I was inspired to write a few essays on this topic of stroke length because of my open-water swims last week. I was working with a Tempo Trainer, concentrating on my stroke-lengthening skill over 3km distance- increasing tempo, while holding stroke length. Stroke length is perpetually being attacked by water resistance (which increases with speed), fatigue, distraction, waves, chilling water, etc. It is a skill that can never be practiced too much and I felt the need for some tuning myself.
Let me return to the question: how do we build a longer stroke length? And not just a longer stroke but a longer stroke at higher tempos?
Here’s the quick answer: create stroke overlap.
Here are some tips:
- Keep a patient front arm, one that is reaching farther forward, lengthening the body line while the recovery arm is coming all the way forward.
- To fit the stroke into a faster tempo don’t shorten the front half of the catch to gain time, quicken up the recovery instead. Keep that catch steady and strong, not fast.
- To gain even a little more time shorten the back half of the catch, pull out sooner, and get it back up front as soon as possible. If you have a high elbow catch you’ll have already gotten your best thrust accomplished in the front half. Just protect that front half of that catch- higher elbow with steady hold on the water.
We can speed the whole sequence up LATER. But in the beginning weeks and months we simply want to build the neuro-muscular connections that will make it EASY to execute an overlapped stroke at higher tempos, rather than muscling our way through it from the beginning. Our whole goal with TI is to swim faster and farther with ease, so that there will be no limit to where we can go.
How much overlap? That depends on several things, though we’ll work on one that fits our chosen SL x SR combination for our desired pace. We should aim to get as much overlap as we can in that SL x SR combination- done well there is no danger of a ‘dead spot’ in the stroke. Sprinters, cranking at extreme tempos, will be working down near (what might appear to be in normal speed video) a zero-overlap, while distance swimmers will be better served by a more obvious overlap and moderate tempo. Of course, ‘fast’ and ‘moderate’ are relative to each swimmer’s conditioning. Take a look at what Finis found for tempos of elite level swimmers.
Here’s a demo of me swimming at about a 1.12 temp0. A warm-up tempo for me. You can see a dramatic overlap. I practice a long overlap at slower tempos which gives me room to spare at higher tempos. I am very challenged below .80 second tempo but working on it.

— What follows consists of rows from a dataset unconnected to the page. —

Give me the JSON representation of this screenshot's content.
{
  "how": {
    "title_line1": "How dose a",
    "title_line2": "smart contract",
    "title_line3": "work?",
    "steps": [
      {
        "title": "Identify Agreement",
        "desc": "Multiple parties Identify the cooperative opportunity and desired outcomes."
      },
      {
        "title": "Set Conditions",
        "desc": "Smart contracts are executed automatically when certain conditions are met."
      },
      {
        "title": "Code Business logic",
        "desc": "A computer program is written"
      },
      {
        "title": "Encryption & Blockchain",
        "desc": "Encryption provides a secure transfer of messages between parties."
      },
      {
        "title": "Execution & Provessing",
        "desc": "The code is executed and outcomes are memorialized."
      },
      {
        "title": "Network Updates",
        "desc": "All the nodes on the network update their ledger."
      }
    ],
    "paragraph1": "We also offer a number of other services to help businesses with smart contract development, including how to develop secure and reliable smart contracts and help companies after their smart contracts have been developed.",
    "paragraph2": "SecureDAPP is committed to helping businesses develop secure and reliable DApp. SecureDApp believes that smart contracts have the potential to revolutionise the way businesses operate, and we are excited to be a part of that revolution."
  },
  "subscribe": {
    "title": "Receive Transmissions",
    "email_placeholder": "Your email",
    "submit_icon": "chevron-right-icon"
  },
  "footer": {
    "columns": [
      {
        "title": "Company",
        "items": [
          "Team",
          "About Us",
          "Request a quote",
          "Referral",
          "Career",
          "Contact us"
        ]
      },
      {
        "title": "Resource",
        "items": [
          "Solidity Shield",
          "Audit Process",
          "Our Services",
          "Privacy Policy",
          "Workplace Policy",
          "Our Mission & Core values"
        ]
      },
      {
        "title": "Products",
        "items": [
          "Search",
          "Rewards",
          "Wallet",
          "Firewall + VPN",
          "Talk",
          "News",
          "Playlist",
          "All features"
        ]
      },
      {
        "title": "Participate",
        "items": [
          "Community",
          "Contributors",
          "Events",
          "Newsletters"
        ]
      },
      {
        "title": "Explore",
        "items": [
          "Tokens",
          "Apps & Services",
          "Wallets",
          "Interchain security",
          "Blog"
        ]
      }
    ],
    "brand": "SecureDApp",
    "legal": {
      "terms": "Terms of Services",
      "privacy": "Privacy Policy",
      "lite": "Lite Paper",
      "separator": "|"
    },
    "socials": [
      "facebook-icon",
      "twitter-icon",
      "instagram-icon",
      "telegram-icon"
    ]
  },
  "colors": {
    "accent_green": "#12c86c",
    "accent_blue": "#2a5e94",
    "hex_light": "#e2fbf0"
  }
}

Stroke overlap is fairly easy to work on at lower tempos, and we start there. But it becomes very tricky at higher tempos, near our personal tempo-limit. This is defined, not by the maximum tempo a swimmer can spin the arms, but at what tempo the swimmer can just maintain best technique. This is most easily measured by stroke counting. At what tempo the stroke breaks down (when stroke count starts to jump) is the current limit. This is where we need to work. (More on stroke counting and tempo in the next essay.)
A Tempo Trainer becomes a great tool for working on this skill. Instead of synchronizing the beep to the catch and thinking about driving water back, synchronize it to the moment the recovery hand is poised at the head ready to spear into the water and forward. Think about driving your body’s force forward through the those fingertips. It’s an amazing psycho-somatic technique: the change in focus will change the response of the whole body to the forces involved. And then require your front arm to hold it’s position reaching forward until that recovering hand is poised to spear forward and take its place. This is what we mean by ‘Patient Front Arm’. At the moment of the beep, the recovery hand drives forward AND the lead hand dips into the catch as the elbow turns up, and core body rotation empowers both actions at the same moment. This is the perfect timing we are aiming for- where the whole body from toes to fingertips is synchornized, all bodily force being transferred forward.
Start slow and work in smaller steps as you get near the tempo limits of your best-held technique. The closer to the limit, the more incremental your steps should become so your brain has time to adapt. As you get near your limits the tendency is to set the catch earlier and earlier (while the recovery arm is farther back in the cycle). This will make your stroke count go up. This is what you want to prevent for as long as possible. Water resistance, fatigue and loss of concentration will keep working against the long stroke, trying to break it down- so maintain full concentration and best relaxation.
Let’s stop there for now and in the next essay I’ll share what I did in my practices last week to develop stroke length working with a Tempo Trainer in open-water and give more detail on how to do it in the pool.